I do not know if "The Valley of the Shadow" means to you what it means to me; I do not know if it means anything at all to you. But I have sought long and far for these words, to utter an all but unutterable thought.

When you walk in the forest you do not count the lives that you tread into nothingness. When you rejoice with the springtime you do not hear the cries of the young things that are choked and beaten down and dying. When you watch the wild thing in your snare you do not know the meaning of the torn limbs, and the throbbing heart, and the awful silence of the creature trapped. When you go where the poor live, and see thin faces and hungry eyes and crouching limbs, you do not think of these things either.

But I, reader--I dwell in the Valley of the Shadow.

After graduating from Columbia University, the Socialist journal Appeal to Reason commissioned him to write about stockyard workers. Armed with a pen and camera he spent weeks researching; The Jungle was first serialised in Appeal to Reason in 1905. Readers avidly followed it, but publishers were wary of the explosive content. After a handful of rejections, Doubleday published it in 1906. Sinclair wrote many more novels and plays, but none reached the popularity that The Jungle did. Encouraged by its success, Sinclair founded a socialist commune in Englewood, New Jersey, but fire destroyed it a year later.

In the year 1900 Sinclair married Meta Fuller with whom he had a son, David (1901-2007), renowned research physicist. Meta left her husband in 1911 for poet Harry Kemp and she and Sinclair were soon divorced. In 1913 Sinclair married his second wife, author Mary Craig Kimborough (1883-1961). They moved to California and there both became actively involved in politics, organising the socialist reform movement End Poverty in California (EPIC). He ran for Democratic nominee for Governor of California in 1934 amidst roiling controversy. After a happy marriage of almost fifty years, Mary suffered a stroke and died in 1961. At the age of eighty-three, Sinclair was married a third time, to Mary Elizabeth Willis (1882-1967).

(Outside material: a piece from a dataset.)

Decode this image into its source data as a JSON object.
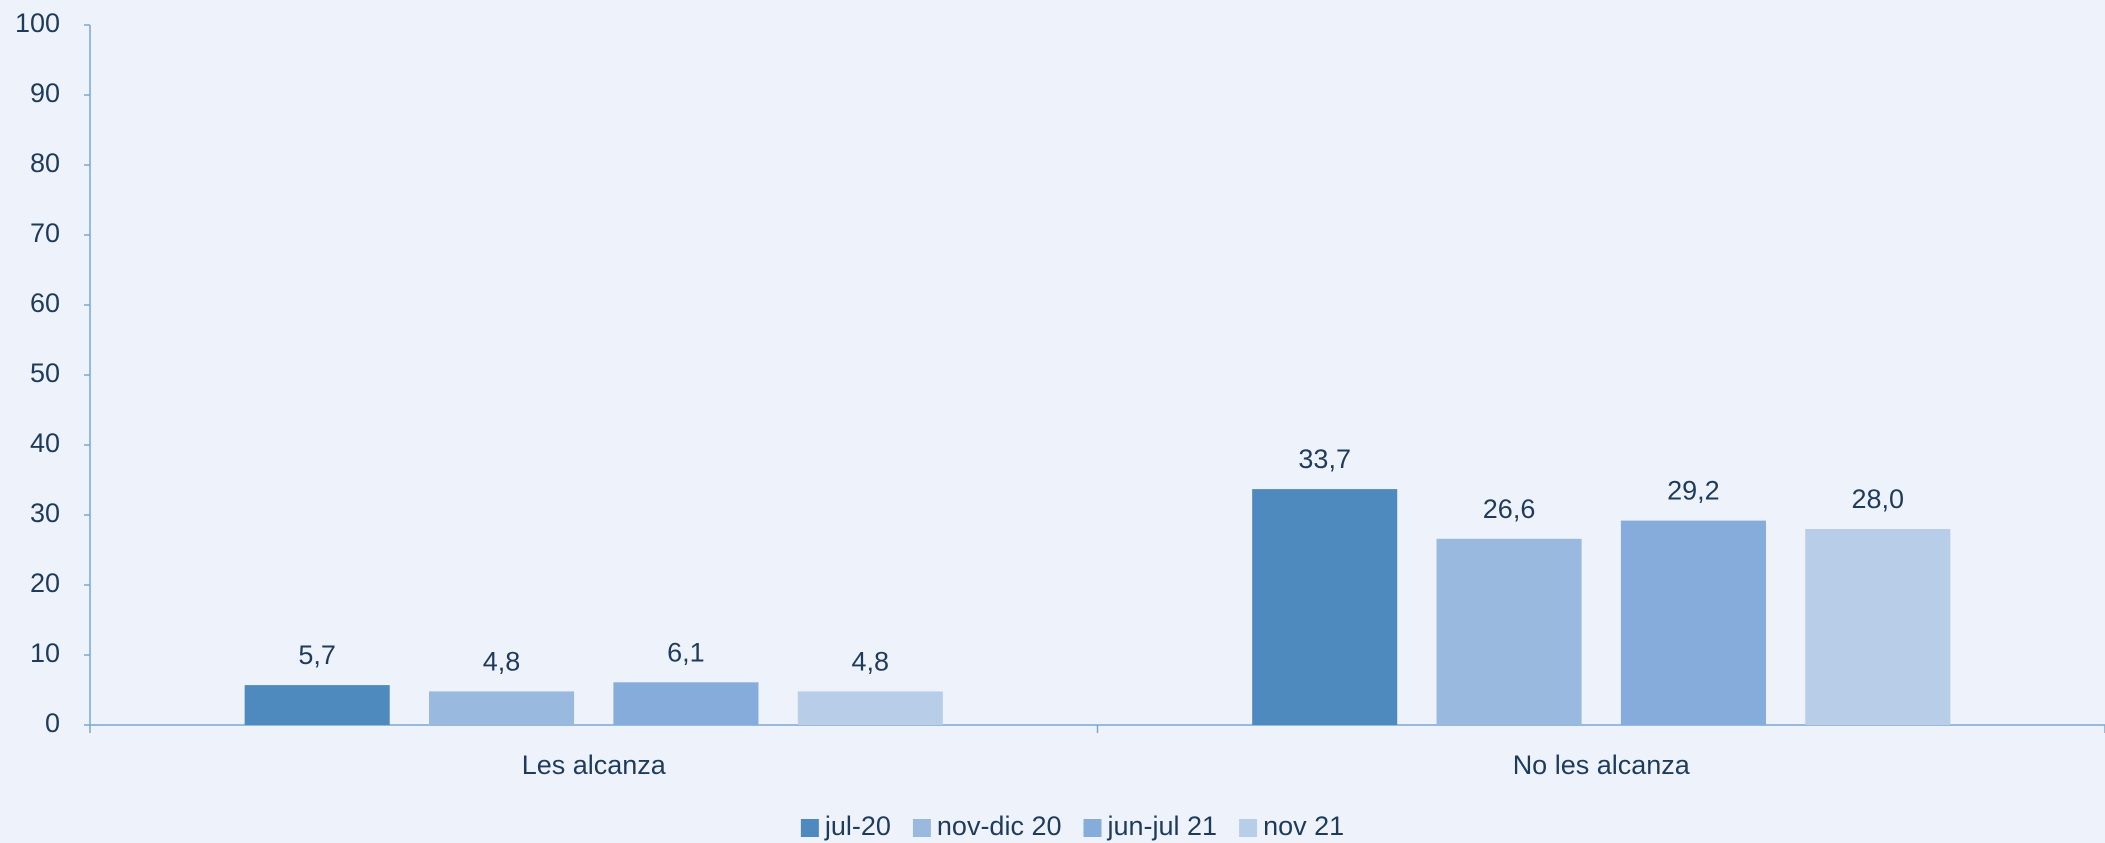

Upton Sinclair died on 25 November 1968, and now rests in the Rock Creek Cemetery of Washington, District of Columbia, United States.

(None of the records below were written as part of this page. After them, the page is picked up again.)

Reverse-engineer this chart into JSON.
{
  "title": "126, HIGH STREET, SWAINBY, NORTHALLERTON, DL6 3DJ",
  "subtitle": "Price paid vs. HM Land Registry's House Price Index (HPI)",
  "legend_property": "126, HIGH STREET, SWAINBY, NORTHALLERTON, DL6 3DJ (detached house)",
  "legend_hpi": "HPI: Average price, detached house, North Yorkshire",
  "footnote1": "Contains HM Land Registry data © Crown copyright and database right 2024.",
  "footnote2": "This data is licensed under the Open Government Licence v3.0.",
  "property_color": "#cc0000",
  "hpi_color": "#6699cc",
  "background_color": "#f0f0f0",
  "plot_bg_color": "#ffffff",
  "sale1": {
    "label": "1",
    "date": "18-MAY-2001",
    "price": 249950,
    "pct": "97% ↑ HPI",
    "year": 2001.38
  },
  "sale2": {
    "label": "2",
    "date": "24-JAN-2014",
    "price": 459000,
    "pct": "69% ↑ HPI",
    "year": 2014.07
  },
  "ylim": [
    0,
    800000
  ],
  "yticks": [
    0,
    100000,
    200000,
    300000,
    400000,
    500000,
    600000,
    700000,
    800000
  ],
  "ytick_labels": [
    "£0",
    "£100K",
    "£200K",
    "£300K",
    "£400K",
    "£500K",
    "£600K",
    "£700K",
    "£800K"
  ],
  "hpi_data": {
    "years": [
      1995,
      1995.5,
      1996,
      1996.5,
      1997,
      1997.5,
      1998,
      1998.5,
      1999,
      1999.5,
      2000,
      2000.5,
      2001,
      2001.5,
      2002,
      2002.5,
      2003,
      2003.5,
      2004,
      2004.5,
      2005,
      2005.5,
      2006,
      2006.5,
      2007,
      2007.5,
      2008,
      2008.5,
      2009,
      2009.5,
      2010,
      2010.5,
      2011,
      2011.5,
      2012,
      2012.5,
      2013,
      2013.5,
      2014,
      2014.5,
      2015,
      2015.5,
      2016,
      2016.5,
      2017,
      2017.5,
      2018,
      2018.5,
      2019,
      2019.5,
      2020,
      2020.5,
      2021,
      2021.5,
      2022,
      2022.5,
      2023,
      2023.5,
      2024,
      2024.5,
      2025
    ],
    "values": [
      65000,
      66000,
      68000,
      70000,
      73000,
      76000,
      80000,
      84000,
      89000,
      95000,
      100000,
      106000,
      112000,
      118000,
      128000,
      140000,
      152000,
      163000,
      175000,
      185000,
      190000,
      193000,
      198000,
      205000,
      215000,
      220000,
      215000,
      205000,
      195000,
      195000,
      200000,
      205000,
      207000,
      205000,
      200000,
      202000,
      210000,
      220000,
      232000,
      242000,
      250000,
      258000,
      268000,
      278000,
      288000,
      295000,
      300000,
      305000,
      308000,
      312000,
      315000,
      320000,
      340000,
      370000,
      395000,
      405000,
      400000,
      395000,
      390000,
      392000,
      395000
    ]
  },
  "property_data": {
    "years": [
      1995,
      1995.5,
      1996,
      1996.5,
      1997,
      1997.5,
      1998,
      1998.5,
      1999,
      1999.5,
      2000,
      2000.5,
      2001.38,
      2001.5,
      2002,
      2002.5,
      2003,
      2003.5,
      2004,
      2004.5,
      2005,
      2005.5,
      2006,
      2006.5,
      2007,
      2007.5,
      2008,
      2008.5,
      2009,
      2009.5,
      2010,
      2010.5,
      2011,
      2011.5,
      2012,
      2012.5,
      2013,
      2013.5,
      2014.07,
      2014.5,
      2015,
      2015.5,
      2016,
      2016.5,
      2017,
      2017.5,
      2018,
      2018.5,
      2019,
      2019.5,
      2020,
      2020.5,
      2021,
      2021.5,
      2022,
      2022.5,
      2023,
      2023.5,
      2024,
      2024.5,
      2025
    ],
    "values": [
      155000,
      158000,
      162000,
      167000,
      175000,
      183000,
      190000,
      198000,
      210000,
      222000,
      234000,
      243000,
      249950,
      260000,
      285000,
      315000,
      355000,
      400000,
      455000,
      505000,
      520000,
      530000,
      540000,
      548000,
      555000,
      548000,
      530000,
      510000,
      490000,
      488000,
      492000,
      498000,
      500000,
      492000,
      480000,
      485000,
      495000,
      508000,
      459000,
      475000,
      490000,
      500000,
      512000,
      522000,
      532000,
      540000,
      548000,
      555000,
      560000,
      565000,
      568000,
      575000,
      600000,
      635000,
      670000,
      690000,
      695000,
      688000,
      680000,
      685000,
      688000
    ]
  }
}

Other works by Upton Sinclair include:

Springtime and Harvest (1901), later republished as King Midas (1901),
Prince Hagen (play, 1903)
The Second-Story Man (play, 1903)
Manassas (1904)
A Captain of Industry (1906)
The Metropolis (1908)
The Moneychangers (1908)
Samuel the Seeker (1909)
Love's Pilgrimage (1911)
The Machine (play, 1911)
The Naturewoman (play, 1912)
Sylvia's Marriage (1914)
The Profits of Religion (1918)
Jimmie Higgins (1919)
100%: The Story of a Patriot (1920)
They Call Me Carpenter (1922)
Oil! (1927),
Roman Holiday (1931),
American Outpost (1932),
The Flivver King: A Story of Ford-America (1937),
The Return of Lanny Budd (1953), Sinclair's final novel in his World's End series, and
The Autobiography of Upton Sinclair (1962).